Snowmobile Contributions to Mobile Source Emissions in Yellowstone National Park
Chemistry and Biochemistry
Increases in the number of winter visitors to Yellowstone National Park during the past decade have raised concerns over the environmental impacts of snowmobiling in the park. During the 1998 - 99 season, more than 62000 snowmobile and 1300 snow coach trips entered the park. Using the University of Denver’s vehicle exhaust remote-sensing equipment, 1385 measurements of carbon monoxide (CO) and hydrocarbon (HC) emissions were collected from in-use snowmobiles at the west and south entrances to the park. Overall means of 392 +/- 4gCO and 237 +/- 1 gHC were observed per kilogram of fuel consumed. In addition, using an ultraviolet monochromator, 460 measurements of toluene emissions were collected with a mean of 39 +/- 1 g toluene/kg of fuel.
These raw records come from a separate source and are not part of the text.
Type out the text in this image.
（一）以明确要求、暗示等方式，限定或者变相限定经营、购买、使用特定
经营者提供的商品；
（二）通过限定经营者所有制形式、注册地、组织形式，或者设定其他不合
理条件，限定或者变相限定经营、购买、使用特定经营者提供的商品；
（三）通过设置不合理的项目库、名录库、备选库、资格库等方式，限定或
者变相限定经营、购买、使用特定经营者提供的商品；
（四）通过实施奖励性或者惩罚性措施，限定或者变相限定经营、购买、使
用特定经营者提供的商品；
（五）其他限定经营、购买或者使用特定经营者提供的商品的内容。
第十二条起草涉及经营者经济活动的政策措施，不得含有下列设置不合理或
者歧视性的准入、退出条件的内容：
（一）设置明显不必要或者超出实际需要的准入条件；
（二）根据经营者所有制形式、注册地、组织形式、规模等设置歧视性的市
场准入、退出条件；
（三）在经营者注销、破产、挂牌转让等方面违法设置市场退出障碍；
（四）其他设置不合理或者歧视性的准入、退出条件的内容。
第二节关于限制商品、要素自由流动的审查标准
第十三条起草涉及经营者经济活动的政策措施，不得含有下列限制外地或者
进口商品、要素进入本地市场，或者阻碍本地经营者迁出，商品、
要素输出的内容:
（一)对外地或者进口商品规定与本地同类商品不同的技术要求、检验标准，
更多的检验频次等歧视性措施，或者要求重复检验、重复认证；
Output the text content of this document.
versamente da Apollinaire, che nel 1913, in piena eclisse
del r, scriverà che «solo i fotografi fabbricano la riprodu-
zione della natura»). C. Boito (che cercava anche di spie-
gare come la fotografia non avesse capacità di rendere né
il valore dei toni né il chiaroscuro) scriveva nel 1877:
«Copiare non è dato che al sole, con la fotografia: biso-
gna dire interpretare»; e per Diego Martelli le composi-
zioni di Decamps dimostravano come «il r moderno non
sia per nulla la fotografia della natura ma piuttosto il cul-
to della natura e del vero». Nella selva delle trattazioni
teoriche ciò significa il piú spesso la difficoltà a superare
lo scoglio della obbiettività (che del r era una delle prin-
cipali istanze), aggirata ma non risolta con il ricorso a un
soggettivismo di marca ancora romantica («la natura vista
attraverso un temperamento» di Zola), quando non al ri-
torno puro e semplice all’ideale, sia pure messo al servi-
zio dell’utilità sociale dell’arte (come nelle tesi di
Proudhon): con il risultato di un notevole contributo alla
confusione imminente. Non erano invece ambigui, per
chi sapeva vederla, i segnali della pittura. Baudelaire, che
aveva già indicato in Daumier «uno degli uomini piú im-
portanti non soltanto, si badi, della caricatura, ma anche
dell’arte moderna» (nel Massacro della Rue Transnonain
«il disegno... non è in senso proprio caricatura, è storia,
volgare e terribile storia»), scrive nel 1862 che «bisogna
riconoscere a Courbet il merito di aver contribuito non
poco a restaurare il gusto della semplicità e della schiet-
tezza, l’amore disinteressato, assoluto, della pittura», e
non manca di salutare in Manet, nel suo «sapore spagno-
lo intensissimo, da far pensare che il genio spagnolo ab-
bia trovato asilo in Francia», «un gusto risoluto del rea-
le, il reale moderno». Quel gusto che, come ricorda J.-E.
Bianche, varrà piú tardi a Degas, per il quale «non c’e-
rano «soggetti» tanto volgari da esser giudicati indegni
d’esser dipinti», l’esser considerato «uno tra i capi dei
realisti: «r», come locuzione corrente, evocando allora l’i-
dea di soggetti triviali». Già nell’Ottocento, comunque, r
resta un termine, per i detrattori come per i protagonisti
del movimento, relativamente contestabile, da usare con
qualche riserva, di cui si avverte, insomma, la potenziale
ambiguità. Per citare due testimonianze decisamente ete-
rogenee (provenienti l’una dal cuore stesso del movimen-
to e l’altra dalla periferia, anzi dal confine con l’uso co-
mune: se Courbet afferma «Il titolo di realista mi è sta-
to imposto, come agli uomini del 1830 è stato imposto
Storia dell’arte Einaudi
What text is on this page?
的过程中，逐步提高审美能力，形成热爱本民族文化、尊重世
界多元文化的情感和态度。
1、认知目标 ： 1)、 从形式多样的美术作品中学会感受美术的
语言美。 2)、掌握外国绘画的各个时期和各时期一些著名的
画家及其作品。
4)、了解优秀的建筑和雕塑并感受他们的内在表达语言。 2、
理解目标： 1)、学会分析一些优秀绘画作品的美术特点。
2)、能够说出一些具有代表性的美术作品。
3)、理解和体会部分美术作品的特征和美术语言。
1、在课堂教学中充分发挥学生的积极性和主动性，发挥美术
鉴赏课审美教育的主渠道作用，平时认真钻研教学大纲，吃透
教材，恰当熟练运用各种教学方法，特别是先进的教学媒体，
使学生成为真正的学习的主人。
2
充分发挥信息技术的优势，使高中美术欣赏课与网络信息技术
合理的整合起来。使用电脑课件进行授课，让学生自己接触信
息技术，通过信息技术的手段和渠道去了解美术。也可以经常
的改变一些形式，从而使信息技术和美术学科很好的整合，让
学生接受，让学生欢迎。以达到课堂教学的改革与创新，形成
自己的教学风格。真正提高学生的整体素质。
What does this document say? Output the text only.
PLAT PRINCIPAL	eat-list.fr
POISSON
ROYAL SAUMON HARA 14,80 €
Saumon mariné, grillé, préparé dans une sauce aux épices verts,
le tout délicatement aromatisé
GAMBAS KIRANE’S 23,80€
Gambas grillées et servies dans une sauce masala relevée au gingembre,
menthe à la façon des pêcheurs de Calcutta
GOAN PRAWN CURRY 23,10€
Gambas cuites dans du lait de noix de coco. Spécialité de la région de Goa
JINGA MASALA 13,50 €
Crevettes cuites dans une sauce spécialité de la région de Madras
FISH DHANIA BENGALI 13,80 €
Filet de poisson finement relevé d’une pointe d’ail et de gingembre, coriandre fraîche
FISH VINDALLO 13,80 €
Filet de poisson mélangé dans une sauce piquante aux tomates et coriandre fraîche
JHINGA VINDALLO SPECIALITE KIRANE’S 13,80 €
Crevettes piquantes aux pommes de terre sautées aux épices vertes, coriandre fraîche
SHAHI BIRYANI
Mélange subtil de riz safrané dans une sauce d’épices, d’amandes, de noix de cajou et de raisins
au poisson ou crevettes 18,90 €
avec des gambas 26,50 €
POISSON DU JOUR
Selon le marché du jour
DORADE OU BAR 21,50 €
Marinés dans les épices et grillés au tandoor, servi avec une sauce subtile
Using these data, a mobile source emissions inventory based on fuel use for Yellowstone National Park shows that snowmobiles account for 27% of the annual emissions of carbon monoxide and 77% of annual emissions of hydrocarbons using an equivalent best estimate for the summer mobile source emissions. Use of oxygenated fuels in snowmobiles was found to reduce CO emissions by 13.2 +/- 6.5% without an observed effect on HC emissions. Liquid-cooled sleds were found to have HC emissions 9.5 +/- 2.2% higher than those from fan-cooled sleds because of the increased intake and exhaust port sizes required in the larger liquid-cooled engines, which increases blowby in the 2-stroke engines.
Bishop, G. A.; Morris, J. A.; Stedman, D. H., Snowmobile contributions to mobile source emissions in Yellowstone National Park. Environ. Sci. Technol. 2001, 35, 2874-2881, DOI: 10.1021/es010513l.